My first disclaimer is that I love Adobe’s product. I’ve used Adobe Premiere for the first time around 1994. I wish I were better with their product, because it allows me to unleash ideas from my brain into the screen. And that’s how Adobe has branded itself: a “creative empowerment” company. And here lies the problem with Apple and Flash. Apple doesn’t consider Flash good engineering. Adobe is offended and disagrees.
Let’s make it clear, Adobe has been directly (through Flash) or indirectly (through Photoshop, Illustrator and Fireworks) responsible for the most amazing websites designs to date. But the technology has grown and the delta between what was possible with and without Flash is about to switch, in other words, you’ll be able to achieve more with HTML5, CSS 3, Canvas, etc. than with Flash.
The Engineering Part
Some companies, despite what the end product is, think of themselves as software engineering companies. Microsoft makes Word, Xbox and SQL, but they don’t think of themselves as word processing, gaming or database manufacturers. They think they are applying hard software engineering to make people’s life more enjoyable and productive. Amazon is the same thing. They don’t see themselves as retailers (despite what Wall Street labels them), but as software engineers solving retail problems. And Google is probably the most software engineering driving company there is (it could be their shortcoming in the future, but that’s another post).
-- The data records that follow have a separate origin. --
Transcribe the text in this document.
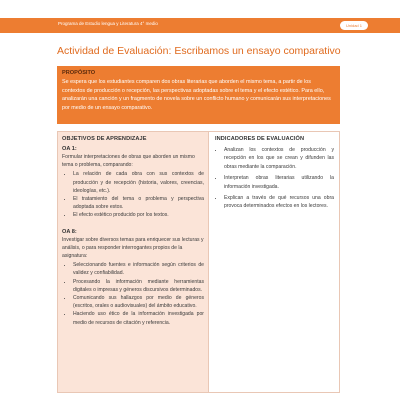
Programa de Estudio lengua y Literatura 4° medio	Unidad 1
Actividad de Evaluación: Escribamos un ensayo comparativo
PROPÓSITO
Se espera que los estudiantes comparen dos obras literarias que aborden el mismo tema, a partir de los contextos de producción o recepción, las perspectivas adoptadas sobre el tema y el efecto estético. Para ello, analizarán una canción y un fragmento de novela sobre un conflicto humano y comunicarán sus interpretaciones por medio de un ensayo comparativo.
OBJETIVOS DE APRENDIZAJE
OA 1:
Formular interpretaciones de obras que aborden un mismo tema o problema, comparando:
• La relación de cada obra con sus contextos de producción y de recepción (historia, valores, creencias, ideologías, etc.).
• El tratamiento del tema o problema y perspectiva adoptada sobre estos.
• El efecto estético producido por los textos.
OA 8:
Investigar sobre diversos temas para enriquecer sus lecturas y análisis, o para responder interrogantes propios de la asignatura:
• Seleccionando fuentes e información según criterios de validez y confiabilidad.
• Procesando la información mediante herramientas digitales o impresas y géneros discursivos determinados.
• Comunicando sus hallazgos por medio de géneros (escritos, orales o audiovisuales) del ámbito educativo.
• Haciendo uso ético de la información investigada por medio de recursos de citación y referencia.
INDICADORES DE EVALUACIÓN
• Analizan los contextos de producción y recepción en los que se crean y difunden las obras mediante la comparación.
• Interpretan obras literarias utilizando la información investigada.
• Explican a través de qué recursos una obra provoca determinados efectos en los lectores.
On the other hand you have companies like Adobe and eBay. They do make amazing products, solve some hard world problems, but they are not thinking like engineers. eBay believes engineering is a commodity and enabling commerce is what they are about. Those are not mutual-exclusive, but they choose it to be this way.
Flash/Flex Shortcomings
Most of the critique of Flash/Flex has existed for a long time. I was never an expert on the topic, but other developers and entrepreneurs were always complaining to me about the limitations and performance issues of that platform. Yes, it gave you beautiful graphics and freedom to do many things, but the trade off was a slower time-to-market, performance issues, re-inventing the wheel, etc.
It’s not easy for Adobe to fix those because they don’t have the right kind of engineers behind Flash. They have engineers who are more like me, who like the end application aspect of it, instead of engineers who admire the beauty of the language, the framework and the platform. It’s a trade-off they’ve made (likely involuntarily) a decade or more ago, and it’s too hard to change it now.
Flash/Flex is not broken. It was designed to do something else. Developers don’t want that anymore.